Jules and Boris lifted him together. He sagged between them like a heavy sack of sand. Together they dragged him to the mouth of the alley. A car engine backfired in the distance. Wind scraped along the empty street.

They laid him down gently.

Jules took one last look at his face.

He looked young again.

She stood.

They turned back.

By the time the hatch sealed again, the alley was empty.

And Ty was alone.

--

The echo of their boots on the wet concrete filled the silence. Water dripped in steady rhythm from rusted pipes overhead. No one spoke.

Josh walked in front, eyes forward, jaw set.

Behind him, Boris carried the med kit slung over one shoulder, his fingers twitching like he wanted a cigarette he didn't have. Jules trailed last, one hand on the wall for balance, her mind visibly somewhere else.

It wasn't guilt.

It was calculation.

"We'll need to scrub that entry tunnel," she said finally, voice low. "Seal it again. Reset the sensors."

Josh nodded without turning. "We will."

"No sign of watchers, no drones?" Boris asked. His voice was rough, quiet. "No one followed?"

"I ran sweeps twice," Jules said. "We're clean."

Josh didn't answer.

They reached the lift.

As the doors closed behind them, sealing the damp and the cold and the city's ruins away, Boris leaned his head back against the steel wall.

"We just dumped a kid."

"He was never just a kid," Josh said. His voice was hoarse. "He was a door."

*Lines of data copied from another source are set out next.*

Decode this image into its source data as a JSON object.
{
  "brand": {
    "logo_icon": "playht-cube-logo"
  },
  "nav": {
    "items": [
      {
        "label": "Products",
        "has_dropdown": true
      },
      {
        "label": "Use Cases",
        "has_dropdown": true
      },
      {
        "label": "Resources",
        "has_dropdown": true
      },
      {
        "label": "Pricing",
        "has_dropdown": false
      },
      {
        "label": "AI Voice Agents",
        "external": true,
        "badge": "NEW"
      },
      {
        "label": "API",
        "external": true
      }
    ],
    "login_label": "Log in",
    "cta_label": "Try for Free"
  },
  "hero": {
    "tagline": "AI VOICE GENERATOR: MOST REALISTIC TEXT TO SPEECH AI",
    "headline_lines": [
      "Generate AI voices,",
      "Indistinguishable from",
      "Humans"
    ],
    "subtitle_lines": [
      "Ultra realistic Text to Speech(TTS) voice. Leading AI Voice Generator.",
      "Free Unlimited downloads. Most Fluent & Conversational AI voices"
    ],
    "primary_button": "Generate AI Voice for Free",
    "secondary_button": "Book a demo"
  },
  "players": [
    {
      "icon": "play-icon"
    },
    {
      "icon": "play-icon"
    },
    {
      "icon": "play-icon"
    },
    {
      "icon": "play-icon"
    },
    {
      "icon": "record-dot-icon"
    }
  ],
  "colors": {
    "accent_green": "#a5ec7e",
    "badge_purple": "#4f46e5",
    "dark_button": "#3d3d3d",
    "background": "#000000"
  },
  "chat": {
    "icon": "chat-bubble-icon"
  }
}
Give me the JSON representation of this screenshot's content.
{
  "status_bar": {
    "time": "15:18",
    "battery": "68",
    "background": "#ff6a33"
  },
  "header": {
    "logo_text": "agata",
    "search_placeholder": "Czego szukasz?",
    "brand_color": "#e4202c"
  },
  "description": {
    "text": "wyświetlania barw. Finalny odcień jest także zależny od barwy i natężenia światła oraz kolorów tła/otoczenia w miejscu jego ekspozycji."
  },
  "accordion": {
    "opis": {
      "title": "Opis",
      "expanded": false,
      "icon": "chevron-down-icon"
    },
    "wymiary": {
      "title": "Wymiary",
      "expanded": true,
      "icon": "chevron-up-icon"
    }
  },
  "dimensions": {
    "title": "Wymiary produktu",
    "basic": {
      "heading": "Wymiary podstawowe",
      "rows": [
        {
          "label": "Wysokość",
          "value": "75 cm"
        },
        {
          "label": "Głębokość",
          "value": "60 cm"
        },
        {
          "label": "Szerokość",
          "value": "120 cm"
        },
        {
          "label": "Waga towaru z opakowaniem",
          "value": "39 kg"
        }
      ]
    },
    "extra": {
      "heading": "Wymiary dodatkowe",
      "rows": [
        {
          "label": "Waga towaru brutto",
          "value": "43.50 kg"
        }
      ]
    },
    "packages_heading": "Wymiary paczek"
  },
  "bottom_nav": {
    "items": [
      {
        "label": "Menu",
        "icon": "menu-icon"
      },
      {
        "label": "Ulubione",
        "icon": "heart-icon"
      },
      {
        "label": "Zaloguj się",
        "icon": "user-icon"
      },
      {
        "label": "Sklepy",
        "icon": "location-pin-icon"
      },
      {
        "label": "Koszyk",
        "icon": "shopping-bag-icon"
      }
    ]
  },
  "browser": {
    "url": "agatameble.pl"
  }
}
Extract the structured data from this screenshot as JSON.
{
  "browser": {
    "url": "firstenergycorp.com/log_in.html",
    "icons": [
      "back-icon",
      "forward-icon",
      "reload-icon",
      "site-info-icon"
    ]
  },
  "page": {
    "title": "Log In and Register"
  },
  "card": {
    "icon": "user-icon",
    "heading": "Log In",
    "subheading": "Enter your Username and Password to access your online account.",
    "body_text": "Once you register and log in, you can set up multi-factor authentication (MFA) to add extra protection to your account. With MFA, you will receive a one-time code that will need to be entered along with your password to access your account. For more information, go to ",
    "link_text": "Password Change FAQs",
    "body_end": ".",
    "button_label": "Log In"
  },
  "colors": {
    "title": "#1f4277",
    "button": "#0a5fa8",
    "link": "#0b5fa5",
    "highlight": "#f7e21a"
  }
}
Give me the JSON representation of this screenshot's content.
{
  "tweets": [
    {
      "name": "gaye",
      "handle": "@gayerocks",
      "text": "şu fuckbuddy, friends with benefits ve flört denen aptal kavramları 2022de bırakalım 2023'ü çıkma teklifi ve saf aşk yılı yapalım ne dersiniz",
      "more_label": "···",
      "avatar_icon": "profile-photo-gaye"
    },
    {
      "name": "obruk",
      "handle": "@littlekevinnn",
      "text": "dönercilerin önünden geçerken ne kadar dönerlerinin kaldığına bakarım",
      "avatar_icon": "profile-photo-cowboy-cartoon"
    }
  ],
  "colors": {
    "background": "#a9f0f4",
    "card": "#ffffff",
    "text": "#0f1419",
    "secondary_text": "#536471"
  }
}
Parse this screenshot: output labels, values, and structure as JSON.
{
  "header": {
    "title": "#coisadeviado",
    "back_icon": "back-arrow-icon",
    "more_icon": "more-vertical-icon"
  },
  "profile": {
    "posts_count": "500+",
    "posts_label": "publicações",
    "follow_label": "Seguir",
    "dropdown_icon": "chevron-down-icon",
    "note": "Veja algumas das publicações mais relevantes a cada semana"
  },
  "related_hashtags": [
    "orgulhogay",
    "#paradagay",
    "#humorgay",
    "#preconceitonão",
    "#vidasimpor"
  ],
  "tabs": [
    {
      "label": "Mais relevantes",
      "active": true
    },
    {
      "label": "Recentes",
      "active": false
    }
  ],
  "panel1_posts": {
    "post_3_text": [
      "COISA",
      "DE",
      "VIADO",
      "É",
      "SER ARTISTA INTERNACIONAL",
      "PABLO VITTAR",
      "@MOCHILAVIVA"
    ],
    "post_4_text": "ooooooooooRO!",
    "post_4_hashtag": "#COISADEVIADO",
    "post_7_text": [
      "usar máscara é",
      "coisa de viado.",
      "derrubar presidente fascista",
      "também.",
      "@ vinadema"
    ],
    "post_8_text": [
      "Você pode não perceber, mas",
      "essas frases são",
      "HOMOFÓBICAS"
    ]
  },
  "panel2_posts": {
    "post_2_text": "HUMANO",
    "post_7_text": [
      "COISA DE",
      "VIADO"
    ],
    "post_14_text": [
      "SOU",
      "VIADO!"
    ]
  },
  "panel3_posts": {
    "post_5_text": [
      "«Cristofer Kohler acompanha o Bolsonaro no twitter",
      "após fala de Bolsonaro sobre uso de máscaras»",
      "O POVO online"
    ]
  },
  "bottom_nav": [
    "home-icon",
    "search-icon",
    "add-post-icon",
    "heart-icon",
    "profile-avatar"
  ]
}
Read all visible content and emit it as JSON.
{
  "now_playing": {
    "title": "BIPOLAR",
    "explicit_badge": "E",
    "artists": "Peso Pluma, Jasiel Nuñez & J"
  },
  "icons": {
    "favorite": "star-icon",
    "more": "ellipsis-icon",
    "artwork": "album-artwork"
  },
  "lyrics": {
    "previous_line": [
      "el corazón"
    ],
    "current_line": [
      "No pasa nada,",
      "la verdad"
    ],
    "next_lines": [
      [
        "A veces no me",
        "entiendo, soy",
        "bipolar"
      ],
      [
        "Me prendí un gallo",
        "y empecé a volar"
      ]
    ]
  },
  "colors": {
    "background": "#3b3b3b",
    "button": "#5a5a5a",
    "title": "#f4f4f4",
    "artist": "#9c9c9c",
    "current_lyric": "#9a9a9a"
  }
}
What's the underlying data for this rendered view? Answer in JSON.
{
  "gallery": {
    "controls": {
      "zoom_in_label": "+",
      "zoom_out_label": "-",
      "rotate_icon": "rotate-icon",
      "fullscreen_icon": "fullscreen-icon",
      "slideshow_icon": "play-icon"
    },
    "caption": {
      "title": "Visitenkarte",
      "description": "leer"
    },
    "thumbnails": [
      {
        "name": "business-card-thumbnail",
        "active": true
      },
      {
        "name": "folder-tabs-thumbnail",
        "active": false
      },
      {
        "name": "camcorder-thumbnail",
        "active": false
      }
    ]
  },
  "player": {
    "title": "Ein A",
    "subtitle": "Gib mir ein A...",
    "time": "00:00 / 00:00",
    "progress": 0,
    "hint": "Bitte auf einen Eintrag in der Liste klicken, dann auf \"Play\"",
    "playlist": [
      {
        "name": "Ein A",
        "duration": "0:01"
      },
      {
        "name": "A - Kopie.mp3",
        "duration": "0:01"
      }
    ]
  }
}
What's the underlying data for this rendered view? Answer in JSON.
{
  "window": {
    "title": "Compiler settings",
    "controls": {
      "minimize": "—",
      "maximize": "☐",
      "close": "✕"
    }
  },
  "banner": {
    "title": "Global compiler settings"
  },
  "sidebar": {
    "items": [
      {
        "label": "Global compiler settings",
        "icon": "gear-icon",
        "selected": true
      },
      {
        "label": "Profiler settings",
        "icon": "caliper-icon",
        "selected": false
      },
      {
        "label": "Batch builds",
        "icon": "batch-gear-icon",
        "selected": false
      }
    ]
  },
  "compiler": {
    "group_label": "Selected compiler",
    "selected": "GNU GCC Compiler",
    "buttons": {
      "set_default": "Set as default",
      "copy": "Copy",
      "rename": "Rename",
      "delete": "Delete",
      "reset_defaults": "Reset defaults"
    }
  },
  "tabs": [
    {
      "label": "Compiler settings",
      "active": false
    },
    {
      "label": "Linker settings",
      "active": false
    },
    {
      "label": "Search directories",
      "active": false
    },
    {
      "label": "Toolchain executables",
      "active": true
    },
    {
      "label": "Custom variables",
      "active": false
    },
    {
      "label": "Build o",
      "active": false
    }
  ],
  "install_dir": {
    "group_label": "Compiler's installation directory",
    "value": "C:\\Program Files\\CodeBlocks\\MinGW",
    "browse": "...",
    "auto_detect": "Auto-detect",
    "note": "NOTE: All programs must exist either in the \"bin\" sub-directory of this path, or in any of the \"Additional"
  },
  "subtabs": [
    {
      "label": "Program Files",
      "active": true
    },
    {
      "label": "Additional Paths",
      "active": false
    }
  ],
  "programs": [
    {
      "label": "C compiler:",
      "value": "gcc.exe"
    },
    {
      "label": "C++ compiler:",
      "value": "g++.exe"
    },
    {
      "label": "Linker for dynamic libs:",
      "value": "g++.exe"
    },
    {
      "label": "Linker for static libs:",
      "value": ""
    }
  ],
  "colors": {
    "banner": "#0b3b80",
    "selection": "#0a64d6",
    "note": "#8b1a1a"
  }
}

Jules glanced sideways at him.

"And that door's closed now."

The hum of the motor of the service elevator filled the cabin as they ascended.

Boris finally broke the silence again. "Do you think he'll make it?"

"No," Josh said. Then softer: "But I hope I'm wrong."

Jules didn't speak. She just reached over and quietly hit the button to engage lockdown protocols for B4.

Steel gates ground shut in the dark below them.

They rose in silence.

Back toward light. And choices. And whatever came next.